El Doctor Who es una serie de ciencia-ficción que ostenta el título de ser la serie de televisión de mayor duración del mundo en dicho género además de ser una de las series más populares del Reino Unido (su país de origen). El Doctor, el protagonista de la serie, además de contar con la nave TARDIS (con la que viaja a través del tiempo y el espacio), cuenta con una herramienta denominada destornillador sónico con la que puede, por ejemplo, abrir la cerradura de una puerta. Un equipo de investigación de la Universidad de Dundee (Reino Unido) ha estado trabajando en un dispositivo que guarda cierto aire a la herramienta del Doctor y que también está basado en el uso de ondas de ultrasonidos.
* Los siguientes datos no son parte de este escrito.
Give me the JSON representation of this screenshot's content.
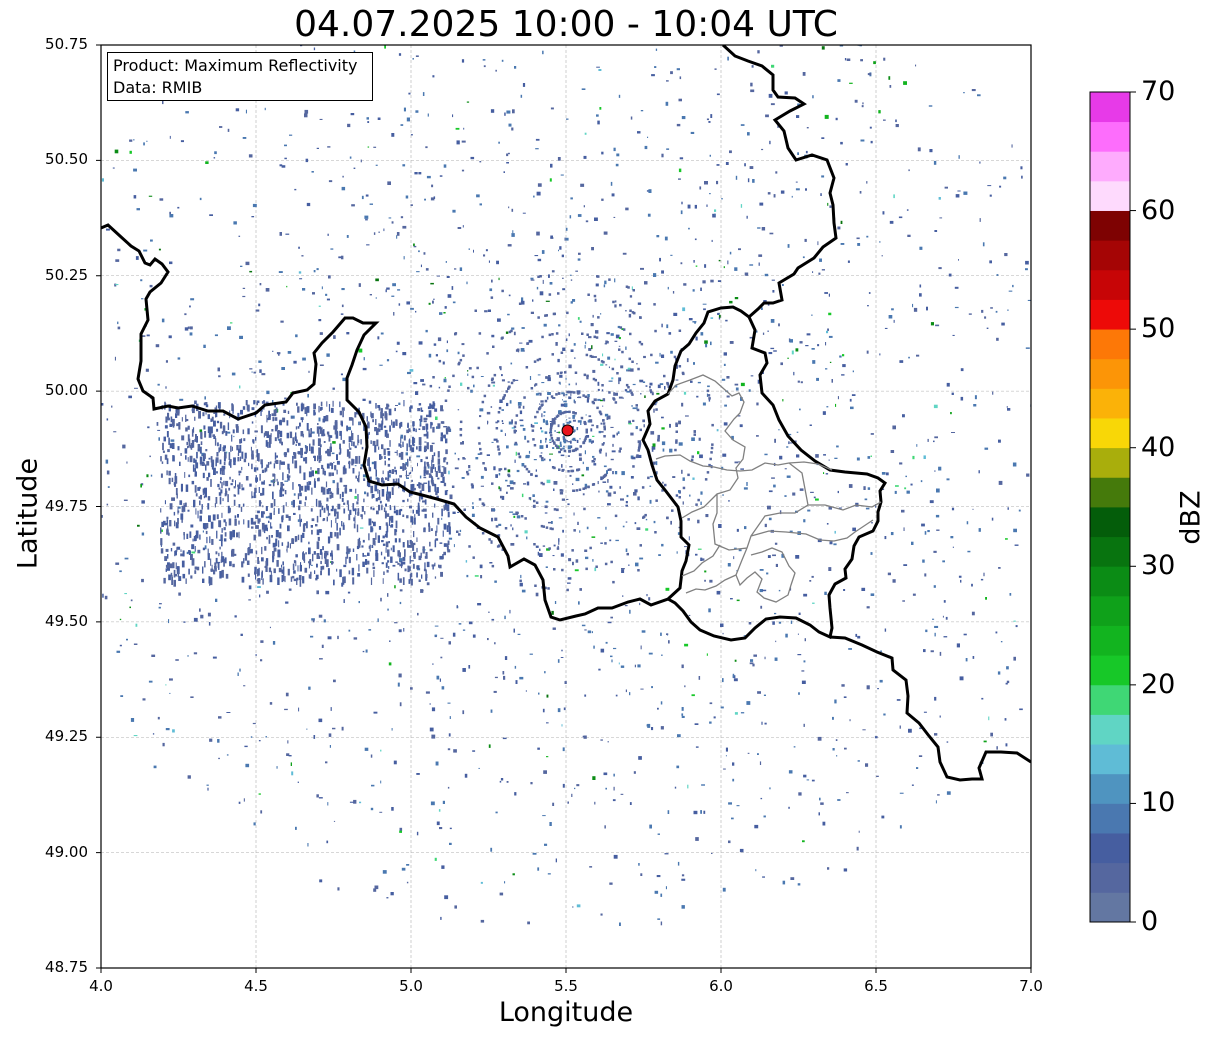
{
  "title": "04.07.2025 10:00 - 10:04 UTC",
  "info_box": {
    "line1": "Product: Maximum Reflectivity",
    "line2": "Data: RMIB"
  },
  "map": {
    "xlabel": "Longitude",
    "ylabel": "Latitude",
    "lon_range": [
      4.0,
      7.0
    ],
    "lat_range": [
      48.75,
      50.75
    ],
    "x_ticks": [
      "4.0",
      "4.5",
      "5.0",
      "5.5",
      "6.0",
      "6.5",
      "7.0"
    ],
    "y_ticks": [
      "50.75",
      "50.50",
      "50.25",
      "50.00",
      "49.75",
      "49.50",
      "49.25",
      "49.00",
      "48.75"
    ],
    "grid": true,
    "radar_site": {
      "lon": 5.505,
      "lat": 49.915,
      "color": "#e8141c"
    }
  },
  "colorbar": {
    "label": "dBZ",
    "range": [
      0,
      70
    ],
    "step": 2.5,
    "tick_labels": [
      "0",
      "10",
      "20",
      "30",
      "40",
      "50",
      "60",
      "70"
    ],
    "colors": [
      "#6377a2",
      "#55679f",
      "#465ea0",
      "#4a78b0",
      "#4f94c0",
      "#5fbcd6",
      "#60d5c4",
      "#3fd775",
      "#17c828",
      "#12b41f",
      "#0fa11a",
      "#0b8c15",
      "#08740f",
      "#045d0a",
      "#457a0b",
      "#a9ae0c",
      "#f8d707",
      "#fbb208",
      "#fc9507",
      "#fd7807",
      "#ed0a08",
      "#c70506",
      "#a50505",
      "#7e0202",
      "#fedafd",
      "#feabfd",
      "#fd6dfc",
      "#e73ae8"
    ]
  }
}
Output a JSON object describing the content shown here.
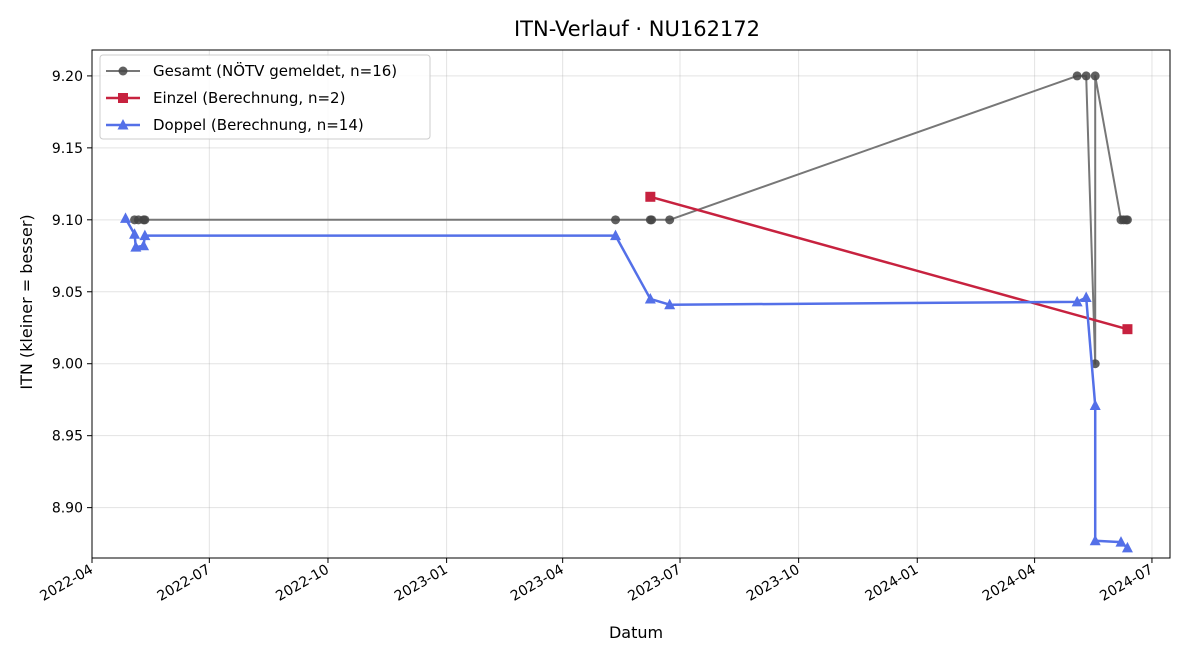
{
  "chart_data": {
    "type": "line",
    "title": "ITN-Verlauf · NU162172",
    "xlabel": "Datum",
    "ylabel": "ITN  (kleiner = besser)",
    "x_type": "date",
    "xlim": [
      "2022-04-01",
      "2024-07-15"
    ],
    "ylim": [
      8.865,
      9.218
    ],
    "grid": true,
    "legend_position": "top-left",
    "x_ticks": [
      "2022-04-01",
      "2022-07-01",
      "2022-10-01",
      "2023-01-01",
      "2023-04-01",
      "2023-07-01",
      "2023-10-01",
      "2024-01-01",
      "2024-04-01",
      "2024-07-01"
    ],
    "x_tick_labels": [
      "2022-04",
      "2022-07",
      "2022-10",
      "2023-01",
      "2023-04",
      "2023-07",
      "2023-10",
      "2024-01",
      "2024-04",
      "2024-07"
    ],
    "y_ticks": [
      8.9,
      8.95,
      9.0,
      9.05,
      9.1,
      9.15,
      9.2
    ],
    "y_tick_labels": [
      "8.90",
      "8.95",
      "9.00",
      "9.05",
      "9.10",
      "9.15",
      "9.20"
    ],
    "series": [
      {
        "name": "Gesamt (NÖTV gemeldet, n=16)",
        "color": "#777777",
        "marker": "circle",
        "points": [
          {
            "x": "2022-05-04",
            "y": 9.1
          },
          {
            "x": "2022-05-07",
            "y": 9.1
          },
          {
            "x": "2022-05-11",
            "y": 9.1
          },
          {
            "x": "2022-05-12",
            "y": 9.1
          },
          {
            "x": "2023-05-12",
            "y": 9.1
          },
          {
            "x": "2023-06-08",
            "y": 9.1
          },
          {
            "x": "2023-06-09",
            "y": 9.1
          },
          {
            "x": "2023-06-23",
            "y": 9.1
          },
          {
            "x": "2024-05-04",
            "y": 9.2
          },
          {
            "x": "2024-05-11",
            "y": 9.2
          },
          {
            "x": "2024-05-18",
            "y": 9.0
          },
          {
            "x": "2024-05-18",
            "y": 9.2
          },
          {
            "x": "2024-06-07",
            "y": 9.1
          },
          {
            "x": "2024-06-09",
            "y": 9.1
          },
          {
            "x": "2024-06-11",
            "y": 9.1
          },
          {
            "x": "2024-06-12",
            "y": 9.1
          }
        ]
      },
      {
        "name": "Einzel (Berechnung, n=2)",
        "color": "#c7223f",
        "marker": "square",
        "points": [
          {
            "x": "2023-06-08",
            "y": 9.116
          },
          {
            "x": "2024-06-12",
            "y": 9.024
          }
        ]
      },
      {
        "name": "Doppel (Berechnung, n=14)",
        "color": "#5470e8",
        "marker": "triangle",
        "points": [
          {
            "x": "2022-04-27",
            "y": 9.101
          },
          {
            "x": "2022-05-04",
            "y": 9.09
          },
          {
            "x": "2022-05-05",
            "y": 9.081
          },
          {
            "x": "2022-05-11",
            "y": 9.082
          },
          {
            "x": "2022-05-12",
            "y": 9.089
          },
          {
            "x": "2023-05-12",
            "y": 9.089
          },
          {
            "x": "2023-06-08",
            "y": 9.045
          },
          {
            "x": "2023-06-23",
            "y": 9.041
          },
          {
            "x": "2024-05-04",
            "y": 9.043
          },
          {
            "x": "2024-05-11",
            "y": 9.046
          },
          {
            "x": "2024-05-18",
            "y": 8.971
          },
          {
            "x": "2024-05-18",
            "y": 8.877
          },
          {
            "x": "2024-06-07",
            "y": 8.876
          },
          {
            "x": "2024-06-12",
            "y": 8.872
          }
        ]
      }
    ]
  }
}
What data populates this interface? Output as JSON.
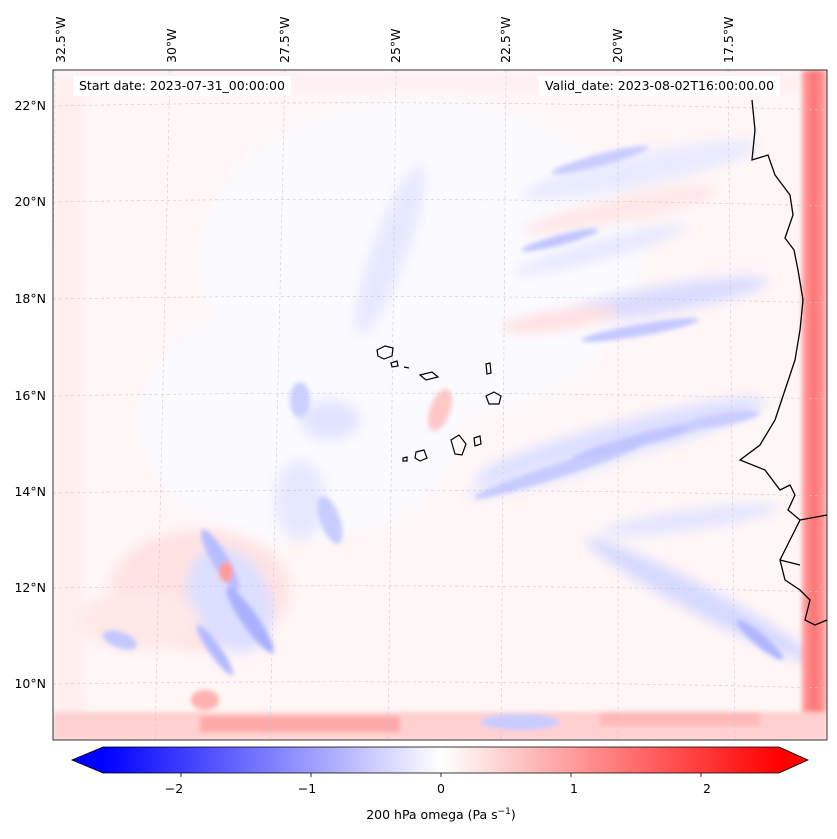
{
  "map": {
    "start_date": "Start date: 2023-07-31_00:00:00",
    "valid_date": "Valid_date: 2023-08-02T16:00:00.00",
    "lon_labels": [
      "32.5°W",
      "30°W",
      "27.5°W",
      "25°W",
      "22.5°W",
      "20°W",
      "17.5°W"
    ],
    "lat_labels": [
      "22°N",
      "20°N",
      "18°N",
      "16°N",
      "14°N",
      "12°N",
      "10°N"
    ],
    "land_features": "Cabo Verde islands and West African coastline (Senegal, Gambia, Guinea-Bissau)",
    "colors": {
      "negative": "#0000ff",
      "neutral": "#ffffff",
      "positive": "#ff0000",
      "coastline": "#000000",
      "gridline": "#c8c8d2"
    }
  },
  "colorbar": {
    "ticks": [
      -2,
      -1,
      0,
      1,
      2
    ],
    "tick_labels": [
      "−2",
      "−1",
      "0",
      "1",
      "2"
    ],
    "range": [
      -2.6,
      2.6
    ],
    "extend": "both",
    "label_main": "200 hPa omega (Pa s",
    "label_exp": "−1",
    "label_tail": ")"
  }
}
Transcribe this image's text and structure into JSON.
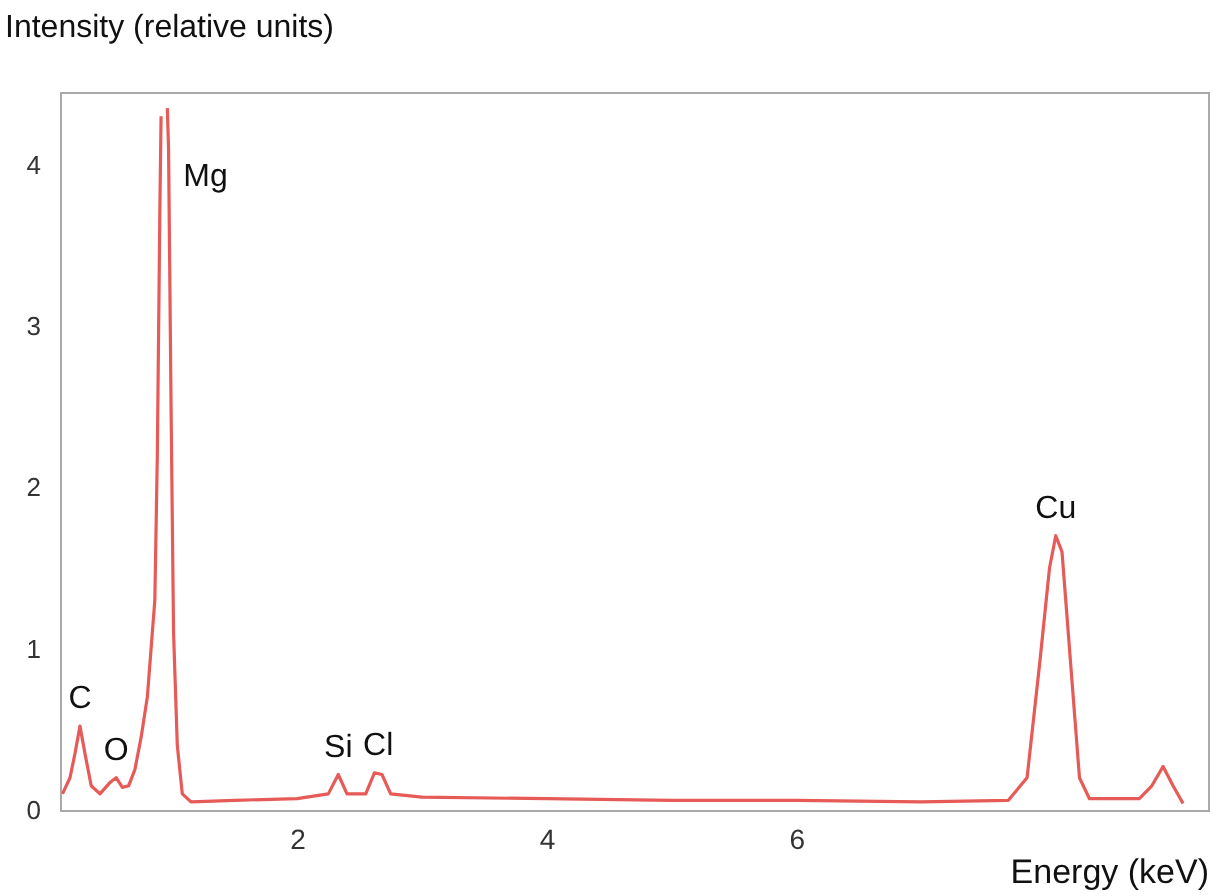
{
  "chart_data": {
    "type": "line",
    "xlabel": "Energy (keV)",
    "ylabel": "Intensity (relative units)",
    "xlim": [
      0.1,
      9.3
    ],
    "ylim": [
      0,
      4.45
    ],
    "xticks": [
      2,
      4,
      6
    ],
    "yticks": [
      0,
      1,
      2,
      3,
      4
    ],
    "grid": false,
    "marker": "none",
    "line_style": "solid",
    "series": [
      {
        "color": "#e65a57",
        "x": [
          0.12,
          0.18,
          0.22,
          0.26,
          0.3,
          0.35,
          0.42,
          0.5,
          0.55,
          0.6,
          0.65,
          0.7,
          0.75,
          0.8,
          0.83,
          0.86,
          0.88,
          0.9,
          0.91,
          0.93,
          0.96,
          0.97,
          0.99,
          1.01,
          1.04,
          1.08,
          1.15,
          1.5,
          2.0,
          2.25,
          2.33,
          2.4,
          2.55,
          2.62,
          2.68,
          2.75,
          3.0,
          4.0,
          5.0,
          6.0,
          7.0,
          7.7,
          7.85,
          7.95,
          8.03,
          8.08,
          8.13,
          8.2,
          8.27,
          8.35,
          8.75,
          8.85,
          8.94,
          9.02,
          9.1
        ],
        "values": [
          0.1,
          0.2,
          0.35,
          0.52,
          0.35,
          0.15,
          0.1,
          0.17,
          0.2,
          0.14,
          0.15,
          0.25,
          0.45,
          0.7,
          1.0,
          1.3,
          2.2,
          3.7,
          4.3,
          null,
          4.35,
          4.1,
          2.5,
          1.1,
          0.4,
          0.1,
          0.05,
          0.06,
          0.07,
          0.1,
          0.22,
          0.1,
          0.1,
          0.23,
          0.22,
          0.1,
          0.08,
          0.07,
          0.06,
          0.06,
          0.05,
          0.06,
          0.2,
          0.9,
          1.5,
          1.7,
          1.6,
          0.9,
          0.2,
          0.07,
          0.07,
          0.15,
          0.27,
          0.15,
          0.04
        ]
      }
    ],
    "annotations": [
      {
        "text": "C",
        "x": 0.26,
        "y": 0.52
      },
      {
        "text": "O",
        "x": 0.55,
        "y": 0.2
      },
      {
        "text": "Mg",
        "x": 0.96,
        "y": 4.35
      },
      {
        "text": "Si",
        "x": 2.33,
        "y": 0.22
      },
      {
        "text": "Cl",
        "x": 2.65,
        "y": 0.23
      },
      {
        "text": "Cu",
        "x": 8.08,
        "y": 1.7
      }
    ]
  }
}
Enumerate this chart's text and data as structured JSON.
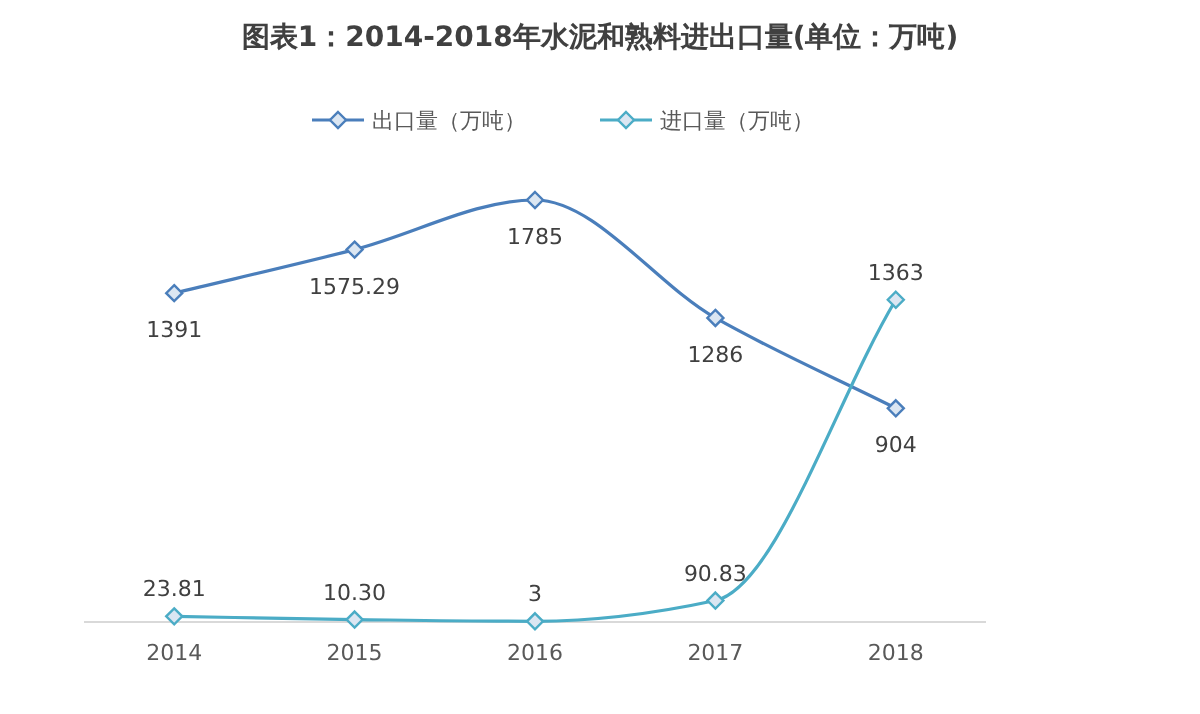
{
  "chart_data": {
    "type": "line",
    "title": "图表1：2014-2018年水泥和熟料进出口量(单位：万吨)",
    "categories": [
      "2014",
      "2015",
      "2016",
      "2017",
      "2018"
    ],
    "series": [
      {
        "name": "出口量（万吨）",
        "color": "#4a7ebb",
        "values": [
          1391,
          1575.29,
          1785,
          1286,
          904
        ],
        "value_labels": [
          "1391",
          "1575.29",
          "1785",
          "1286",
          "904"
        ]
      },
      {
        "name": "进口量（万吨）",
        "color": "#4bacc6",
        "values": [
          23.81,
          10.3,
          3,
          90.83,
          1363
        ],
        "value_labels": [
          "23.81",
          "10.30",
          "3",
          "90.83",
          "1363"
        ]
      }
    ],
    "legend": "top",
    "marker": "diamond",
    "grid": false
  }
}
Aunque aún están a un gran salto de emular las prestaciones del destornillador sónico de la popular serie de TV (controlar la TARDIS, rastrear vida alienígena, etc), el equipo de investigación de esta universidad británica ha realizado un experimento en el que han sido capaces de levantar un disco de goma (que estaba flotando en un recipiente con agua) y hacerlo girar mediante la aplicación de un frente de ondas de ultrasonidos.

Los ultrasonidos son frentes de ondas acústicas que están por encima de la frecuencia perceptible por el oído humano, es decir, por encima de los 20 KHz y que, por ejemplo, se suelen utilizar para realizar ecografías (frecuencias en torno a los 2 MHz) o en la ecolocalización que utilizan los delfines o los murciélagos como métodos de orientación y guía.

¿Y por qué es importante este dispositivo? Si tenemos en cuenta que, salvo en las ecografías y algunas otras aplicaciones, las ondas de ultrasonidos se han venido utilizando para empujar objetos o someterlos a vibraciones (disolver un cálculo renal) y nunca se había conseguido levantar un objeto y controlar su movimiento, esta es una de las pocas aplicaciones en las que se ha podido controlar el frente de onda para realizar una acción distinta a la del empuje.

Según comentaba el responsable de la investigación, el Doctor Mike MacDonald, este dispositivo abre la puerta a nuevas aplicaciones de los ultrasonidos y demuestra que es posible ejercer un gran control sobre éstos para aplicarlo, por ejemplo, a nuevas técnicas quirúrgicas o al desarrollo de nuevo instrumental que minimice el impacto de cualquier procedimiento y reduzca, por tanto, el tiempo de convalecencia del paciente. Precisamente, el uso de los ultrasonidos no es nuevo en el campo de la sanidad y, además de los cálculos renales, se utilizan en terapias de rehabilitación muscular o conducir cápsulas con tratamientos que deben aplicarse de manera específica en una zona concreta del cuerpo del paciente.

Un dispositivo muy interesante que, por cierto, ha sido desarrollado dentro de un programa de investigación de la Unión Europea para el desarrollo de sistemas que permitan la búsqueda de nuevos tratamientos no invasivos.